So macht der Roman das Leben des Einzelnen zu einer inneren Angelegenheit, die von außen nicht erkannt werden kann. Die Erfahrung ist der Schlüssel zu solch einem Leben, das aus der Stille, aus der Zwischenwelt des Traums aufsteigt. Der Protagonist vertraut seinem „Innenkern“, den er „nicht beweisen kann“. So steht das Unbeweisbare gegen das Beweisbare. Beides hat seine Gültigkeit in der jeweiligen Welt. Und es gibt nicht einmal zwei Welten. Alles ist eins. Beides befindet sich unter dem Blau des Himmels.

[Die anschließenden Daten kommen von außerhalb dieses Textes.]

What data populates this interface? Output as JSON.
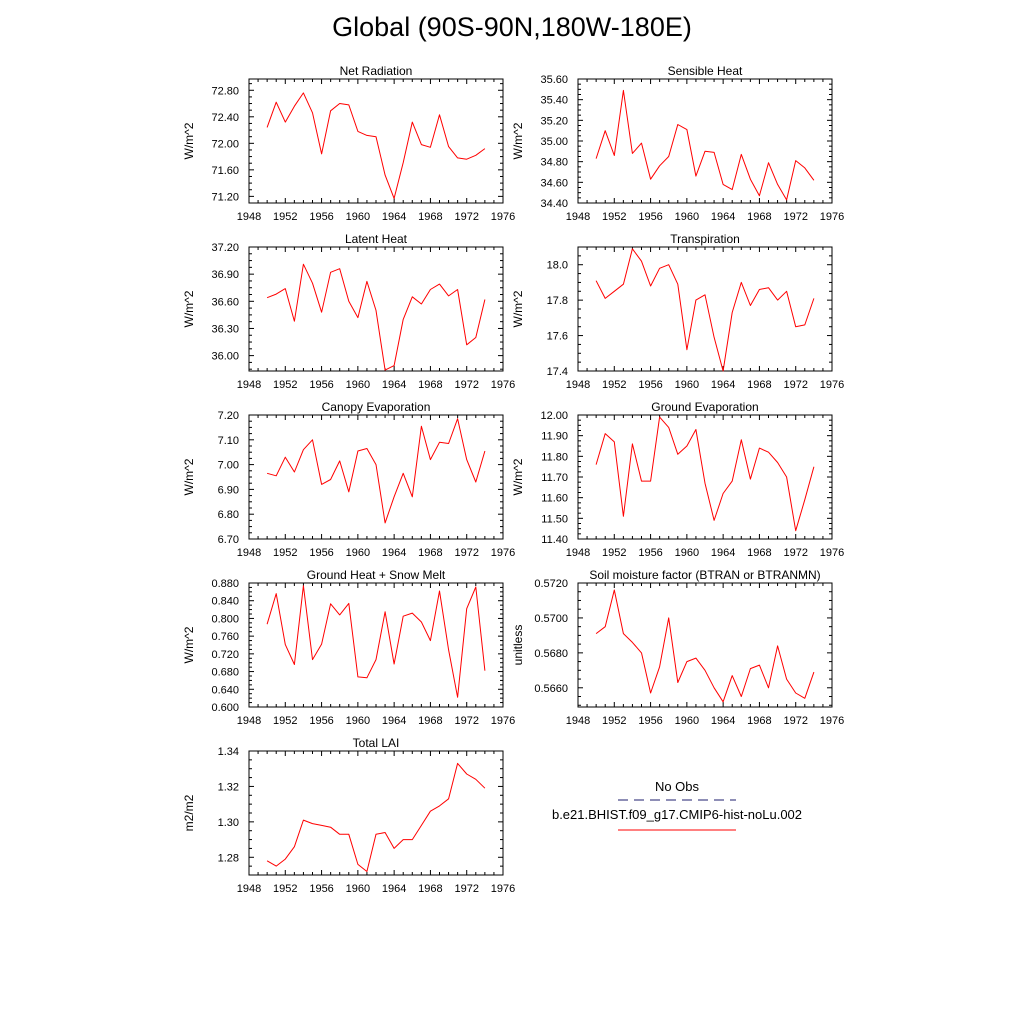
{
  "page": {
    "title": "Global (90S-90N,180W-180E)"
  },
  "legend": {
    "obs_label": "No Obs",
    "obs_color": "#4a4a8a",
    "case_label": "b.e21.BHIST.f09_g17.CMIP6-hist-noLu.002",
    "case_color": "#ff0000"
  },
  "chart_data": [
    {
      "type": "line",
      "title": "Net Radiation",
      "ylabel": "W/m^2",
      "xlim": [
        1948,
        1976
      ],
      "ylim": [
        71.1,
        72.97
      ],
      "xticks": [
        "1948",
        "1952",
        "1956",
        "1960",
        "1964",
        "1968",
        "1972",
        "1976"
      ],
      "yticks": [
        "71.20",
        "71.60",
        "72.00",
        "72.40",
        "72.80"
      ],
      "series": [
        {
          "x": [
            1950,
            1951,
            1952,
            1953,
            1954,
            1955,
            1956,
            1957,
            1958,
            1959,
            1960,
            1961,
            1962,
            1963,
            1964,
            1965,
            1966,
            1967,
            1968,
            1969,
            1970,
            1971,
            1972,
            1973,
            1974
          ],
          "values": [
            72.24,
            72.62,
            72.32,
            72.56,
            72.76,
            72.46,
            71.84,
            72.49,
            72.6,
            72.58,
            72.18,
            72.12,
            72.1,
            71.52,
            71.17,
            71.71,
            72.32,
            71.98,
            71.94,
            72.43,
            71.95,
            71.78,
            71.76,
            71.82,
            71.92
          ]
        }
      ]
    },
    {
      "type": "line",
      "title": "Sensible Heat",
      "ylabel": "W/m^2",
      "xlim": [
        1948,
        1976
      ],
      "ylim": [
        34.4,
        35.6
      ],
      "xticks": [
        "1948",
        "1952",
        "1956",
        "1960",
        "1964",
        "1968",
        "1972",
        "1976"
      ],
      "yticks": [
        "34.40",
        "34.60",
        "34.80",
        "35.00",
        "35.20",
        "35.40",
        "35.60"
      ],
      "series": [
        {
          "x": [
            1950,
            1951,
            1952,
            1953,
            1954,
            1955,
            1956,
            1957,
            1958,
            1959,
            1960,
            1961,
            1962,
            1963,
            1964,
            1965,
            1966,
            1967,
            1968,
            1969,
            1970,
            1971,
            1972,
            1973,
            1974
          ],
          "values": [
            34.83,
            35.1,
            34.86,
            35.49,
            34.88,
            34.98,
            34.63,
            34.76,
            34.85,
            35.16,
            35.11,
            34.66,
            34.9,
            34.89,
            34.58,
            34.53,
            34.87,
            34.63,
            34.47,
            34.79,
            34.58,
            34.43,
            34.81,
            34.74,
            34.62
          ]
        }
      ]
    },
    {
      "type": "line",
      "title": "Latent Heat",
      "ylabel": "W/m^2",
      "xlim": [
        1948,
        1976
      ],
      "ylim": [
        35.83,
        37.2
      ],
      "xticks": [
        "1948",
        "1952",
        "1956",
        "1960",
        "1964",
        "1968",
        "1972",
        "1976"
      ],
      "yticks": [
        "36.00",
        "36.30",
        "36.60",
        "36.90",
        "37.20"
      ],
      "series": [
        {
          "x": [
            1950,
            1951,
            1952,
            1953,
            1954,
            1955,
            1956,
            1957,
            1958,
            1959,
            1960,
            1961,
            1962,
            1963,
            1964,
            1965,
            1966,
            1967,
            1968,
            1969,
            1970,
            1971,
            1972,
            1973,
            1974
          ],
          "values": [
            36.64,
            36.68,
            36.74,
            36.38,
            37.01,
            36.8,
            36.48,
            36.92,
            36.96,
            36.6,
            36.42,
            36.82,
            36.5,
            35.84,
            35.89,
            36.4,
            36.65,
            36.57,
            36.73,
            36.79,
            36.66,
            36.73,
            36.12,
            36.2,
            36.62
          ]
        }
      ]
    },
    {
      "type": "line",
      "title": "Transpiration",
      "ylabel": "W/m^2",
      "xlim": [
        1948,
        1976
      ],
      "ylim": [
        17.4,
        18.1
      ],
      "xticks": [
        "1948",
        "1952",
        "1956",
        "1960",
        "1964",
        "1968",
        "1972",
        "1976"
      ],
      "yticks": [
        "17.4",
        "17.6",
        "17.8",
        "18.0"
      ],
      "series": [
        {
          "x": [
            1950,
            1951,
            1952,
            1953,
            1954,
            1955,
            1956,
            1957,
            1958,
            1959,
            1960,
            1961,
            1962,
            1963,
            1964,
            1965,
            1966,
            1967,
            1968,
            1969,
            1970,
            1971,
            1972,
            1973,
            1974
          ],
          "values": [
            17.91,
            17.81,
            17.85,
            17.89,
            18.09,
            18.02,
            17.88,
            17.98,
            18.0,
            17.89,
            17.52,
            17.8,
            17.83,
            17.59,
            17.4,
            17.73,
            17.9,
            17.77,
            17.86,
            17.87,
            17.8,
            17.85,
            17.65,
            17.66,
            17.81
          ]
        }
      ]
    },
    {
      "type": "line",
      "title": "Canopy Evaporation",
      "ylabel": "W/m^2",
      "xlim": [
        1948,
        1976
      ],
      "ylim": [
        6.7,
        7.2
      ],
      "xticks": [
        "1948",
        "1952",
        "1956",
        "1960",
        "1964",
        "1968",
        "1972",
        "1976"
      ],
      "yticks": [
        "6.70",
        "6.80",
        "6.90",
        "7.00",
        "7.10",
        "7.20"
      ],
      "series": [
        {
          "x": [
            1950,
            1951,
            1952,
            1953,
            1954,
            1955,
            1956,
            1957,
            1958,
            1959,
            1960,
            1961,
            1962,
            1963,
            1964,
            1965,
            1966,
            1967,
            1968,
            1969,
            1970,
            1971,
            1972,
            1973,
            1974
          ],
          "values": [
            6.965,
            6.955,
            7.03,
            6.97,
            7.06,
            7.1,
            6.92,
            6.94,
            7.015,
            6.89,
            7.055,
            7.065,
            7.0,
            6.765,
            6.87,
            6.965,
            6.87,
            7.155,
            7.02,
            7.09,
            7.085,
            7.185,
            7.02,
            6.93,
            7.055
          ]
        }
      ]
    },
    {
      "type": "line",
      "title": "Ground Evaporation",
      "ylabel": "W/m^2",
      "xlim": [
        1948,
        1976
      ],
      "ylim": [
        11.4,
        12.0
      ],
      "xticks": [
        "1948",
        "1952",
        "1956",
        "1960",
        "1964",
        "1968",
        "1972",
        "1976"
      ],
      "yticks": [
        "11.40",
        "11.50",
        "11.60",
        "11.70",
        "11.80",
        "11.90",
        "12.00"
      ],
      "series": [
        {
          "x": [
            1950,
            1951,
            1952,
            1953,
            1954,
            1955,
            1956,
            1957,
            1958,
            1959,
            1960,
            1961,
            1962,
            1963,
            1964,
            1965,
            1966,
            1967,
            1968,
            1969,
            1970,
            1971,
            1972,
            1973,
            1974
          ],
          "values": [
            11.76,
            11.91,
            11.87,
            11.51,
            11.86,
            11.68,
            11.68,
            11.99,
            11.94,
            11.81,
            11.85,
            11.93,
            11.67,
            11.49,
            11.62,
            11.68,
            11.88,
            11.69,
            11.84,
            11.82,
            11.77,
            11.7,
            11.44,
            11.59,
            11.75
          ]
        }
      ]
    },
    {
      "type": "line",
      "title": "Ground Heat + Snow Melt",
      "ylabel": "W/m^2",
      "xlim": [
        1948,
        1976
      ],
      "ylim": [
        0.6,
        0.88
      ],
      "xticks": [
        "1948",
        "1952",
        "1956",
        "1960",
        "1964",
        "1968",
        "1972",
        "1976"
      ],
      "yticks": [
        "0.600",
        "0.640",
        "0.680",
        "0.720",
        "0.760",
        "0.800",
        "0.840",
        "0.880"
      ],
      "series": [
        {
          "x": [
            1950,
            1951,
            1952,
            1953,
            1954,
            1955,
            1956,
            1957,
            1958,
            1959,
            1960,
            1961,
            1962,
            1963,
            1964,
            1965,
            1966,
            1967,
            1968,
            1969,
            1970,
            1971,
            1972,
            1973,
            1974
          ],
          "values": [
            0.787,
            0.856,
            0.741,
            0.696,
            0.874,
            0.707,
            0.742,
            0.833,
            0.808,
            0.834,
            0.668,
            0.666,
            0.707,
            0.815,
            0.697,
            0.805,
            0.812,
            0.792,
            0.75,
            0.862,
            0.729,
            0.622,
            0.822,
            0.871,
            0.682
          ]
        }
      ]
    },
    {
      "type": "line",
      "title": "Soil moisture factor (BTRAN or BTRANMN)",
      "ylabel": "unitless",
      "xlim": [
        1948,
        1976
      ],
      "ylim": [
        0.5649,
        0.572
      ],
      "xticks": [
        "1948",
        "1952",
        "1956",
        "1960",
        "1964",
        "1968",
        "1972",
        "1976"
      ],
      "yticks": [
        "0.5660",
        "0.5680",
        "0.5700",
        "0.5720"
      ],
      "series": [
        {
          "x": [
            1950,
            1951,
            1952,
            1953,
            1954,
            1955,
            1956,
            1957,
            1958,
            1959,
            1960,
            1961,
            1962,
            1963,
            1964,
            1965,
            1966,
            1967,
            1968,
            1969,
            1970,
            1971,
            1972,
            1973,
            1974
          ],
          "values": [
            0.5691,
            0.5695,
            0.5716,
            0.5691,
            0.5686,
            0.568,
            0.5657,
            0.5672,
            0.57,
            0.5663,
            0.5675,
            0.5677,
            0.567,
            0.566,
            0.5652,
            0.5667,
            0.5655,
            0.5671,
            0.5673,
            0.566,
            0.5684,
            0.5665,
            0.5657,
            0.5654,
            0.5669
          ]
        }
      ]
    },
    {
      "type": "line",
      "title": "Total LAI",
      "ylabel": "m2/m2",
      "xlim": [
        1948,
        1976
      ],
      "ylim": [
        1.27,
        1.34
      ],
      "xticks": [
        "1948",
        "1952",
        "1956",
        "1960",
        "1964",
        "1968",
        "1972",
        "1976"
      ],
      "yticks": [
        "1.28",
        "1.30",
        "1.32",
        "1.34"
      ],
      "series": [
        {
          "x": [
            1950,
            1951,
            1952,
            1953,
            1954,
            1955,
            1956,
            1957,
            1958,
            1959,
            1960,
            1961,
            1962,
            1963,
            1964,
            1965,
            1966,
            1967,
            1968,
            1969,
            1970,
            1971,
            1972,
            1973,
            1974
          ],
          "values": [
            1.278,
            1.275,
            1.279,
            1.286,
            1.301,
            1.299,
            1.298,
            1.297,
            1.293,
            1.293,
            1.276,
            1.272,
            1.293,
            1.294,
            1.285,
            1.29,
            1.29,
            1.298,
            1.306,
            1.309,
            1.313,
            1.333,
            1.327,
            1.324,
            1.319
          ]
        }
      ]
    }
  ]
}
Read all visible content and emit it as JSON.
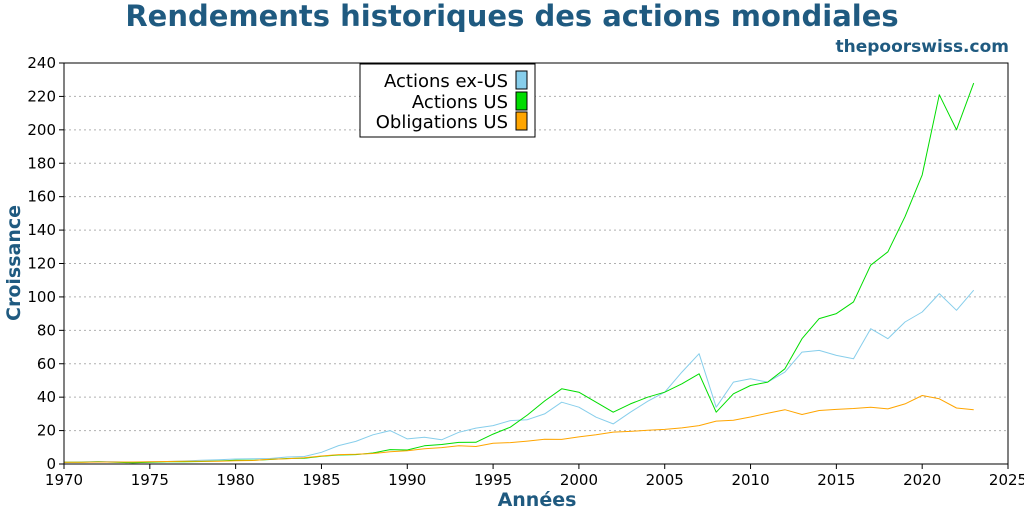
{
  "chart_data": {
    "type": "line",
    "title": "Rendements historiques des actions mondiales",
    "subtitle": "thepoorswiss.com",
    "xlabel": "Années",
    "ylabel": "Croissance",
    "xlim": [
      1970,
      2025
    ],
    "ylim": [
      0,
      240
    ],
    "xticks": [
      1970,
      1975,
      1980,
      1985,
      1990,
      1995,
      2000,
      2005,
      2010,
      2015,
      2020,
      2025
    ],
    "yticks": [
      0,
      20,
      40,
      60,
      80,
      100,
      120,
      140,
      160,
      180,
      200,
      220,
      240
    ],
    "grid": "horizontal",
    "legend_position": "top-center",
    "x": [
      1970,
      1971,
      1972,
      1973,
      1974,
      1975,
      1976,
      1977,
      1978,
      1979,
      1980,
      1981,
      1982,
      1983,
      1984,
      1985,
      1986,
      1987,
      1988,
      1989,
      1990,
      1991,
      1992,
      1993,
      1994,
      1995,
      1996,
      1997,
      1998,
      1999,
      2000,
      2001,
      2002,
      2003,
      2004,
      2005,
      2006,
      2007,
      2008,
      2009,
      2010,
      2011,
      2012,
      2013,
      2014,
      2015,
      2016,
      2017,
      2018,
      2019,
      2020,
      2021,
      2022,
      2023
    ],
    "series": [
      {
        "name": "Actions ex-US",
        "color": "#87ceeb",
        "values": [
          1,
          1.2,
          1.5,
          1.3,
          1,
          1.3,
          1.5,
          1.8,
          2.2,
          2.6,
          3,
          3.1,
          3.3,
          4.2,
          4.5,
          7,
          11,
          13.5,
          17.5,
          20,
          15,
          16,
          14.5,
          19,
          21.5,
          23,
          26,
          26.5,
          30,
          37,
          34,
          28,
          24,
          31,
          37.5,
          43,
          55,
          66,
          34,
          49,
          51,
          49,
          55,
          67,
          68,
          65,
          63,
          81,
          75,
          85,
          91,
          102,
          92,
          104
        ]
      },
      {
        "name": "Actions US",
        "color": "#00dd00",
        "values": [
          1,
          1.1,
          1.3,
          1.1,
          0.8,
          1.1,
          1.4,
          1.3,
          1.5,
          1.8,
          2.3,
          2.2,
          2.7,
          3.3,
          3.5,
          4.6,
          5.4,
          5.6,
          6.6,
          8.6,
          8.4,
          10.9,
          11.7,
          12.9,
          13,
          17.9,
          22,
          29.3,
          37.7,
          45,
          43,
          37,
          31,
          36,
          40,
          43,
          48,
          54,
          31,
          42,
          47,
          49,
          57,
          75,
          87,
          90,
          97,
          119,
          127,
          148,
          173,
          221,
          200,
          228
        ]
      },
      {
        "name": "Obligations US",
        "color": "#ffa500",
        "values": [
          1,
          1.1,
          1.2,
          1.2,
          1.2,
          1.3,
          1.5,
          1.6,
          1.6,
          1.7,
          1.9,
          2.1,
          2.9,
          3.2,
          3.7,
          4.8,
          5.6,
          5.8,
          6.3,
          7.3,
          7.9,
          9.1,
          9.8,
          10.9,
          10.5,
          12.4,
          12.8,
          13.7,
          14.8,
          14.7,
          16.2,
          17.5,
          19.1,
          19.5,
          20.2,
          20.7,
          21.6,
          23,
          25.7,
          26.2,
          28.1,
          30.4,
          32.5,
          29.6,
          32,
          32.7,
          33.2,
          34,
          33,
          36,
          41,
          39,
          33.5,
          32.5
        ]
      }
    ]
  }
}
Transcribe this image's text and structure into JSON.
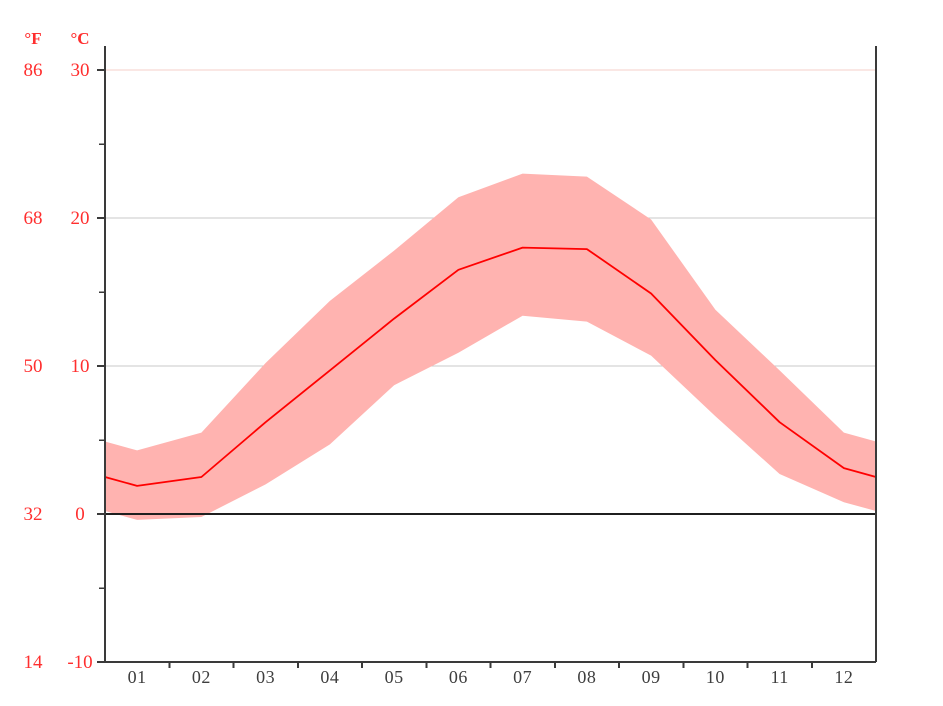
{
  "chart_data": {
    "type": "area",
    "title": "",
    "legend": "none",
    "grid": "horizontal",
    "x_axis": {
      "month_labels": [
        "01",
        "02",
        "03",
        "04",
        "05",
        "06",
        "07",
        "08",
        "09",
        "10",
        "11",
        "12"
      ]
    },
    "y_axis": {
      "unit_f": "°F",
      "unit_c": "°C",
      "f_labels": [
        "86",
        "68",
        "50",
        "32",
        "14"
      ],
      "c_labels": [
        "30",
        "20",
        "10",
        "0",
        "-10"
      ],
      "tick_values_c": [
        30,
        20,
        10,
        0,
        -10
      ],
      "minor_tick_values_c": [
        25,
        15,
        5,
        -5
      ],
      "ylim_c": [
        -10,
        31.6
      ]
    },
    "series": [
      {
        "name": "average_temperature_c",
        "values": [
          1.9,
          2.5,
          6.2,
          9.7,
          13.2,
          16.5,
          18.0,
          17.9,
          14.9,
          10.4,
          6.2,
          3.1
        ]
      },
      {
        "name": "daily_max_temperature_c",
        "values": [
          4.3,
          5.5,
          10.2,
          14.4,
          17.8,
          21.4,
          23.0,
          22.8,
          19.9,
          13.8,
          9.7,
          5.5
        ]
      },
      {
        "name": "daily_min_temperature_c",
        "values": [
          -0.4,
          -0.2,
          2.0,
          4.7,
          8.7,
          10.9,
          13.4,
          13.0,
          10.7,
          6.6,
          2.7,
          0.8
        ]
      }
    ],
    "band": "area between daily_max and daily_min",
    "line": "average_temperature"
  },
  "colors": {
    "background": "#ffffff",
    "mean_line": "#ff0000",
    "range_band": "#ffb3b0",
    "grid_pink": "#f5cfca",
    "grid_gray": "#c9c9c9",
    "zero_line": "#1f1f1f",
    "axis": "#3a3a3a",
    "label_red": "#ff2e2e",
    "label_dark": "#3e3e3e"
  }
}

Wenn das Bewusstsein des Protagonisten nicht nur sieht, sondern von den Dingen gesehen wird, ist die Entkopplung vom Körper deutlich; dann kann kaum noch überraschen, dass dieses Bewusstsein auf dem Krankenhausflur des 13. Stockwerks nach Worten, nach der Sprache der anderen sucht. Es will sich durch diese fremden Gedanken auch selbst lesen. Erfahren, was es mit seinem eigenen körperlichen Zustand tatsächlich auf sich hat. Diese Bewusstseinsforschungen gelingen dem Protagonisten zumindest für eine gewisse Zeit, denn er weiß – oder besser: es weiß – es „muss zu [s]einem Körper zurückkehren, sonst vergisst er“ ihn.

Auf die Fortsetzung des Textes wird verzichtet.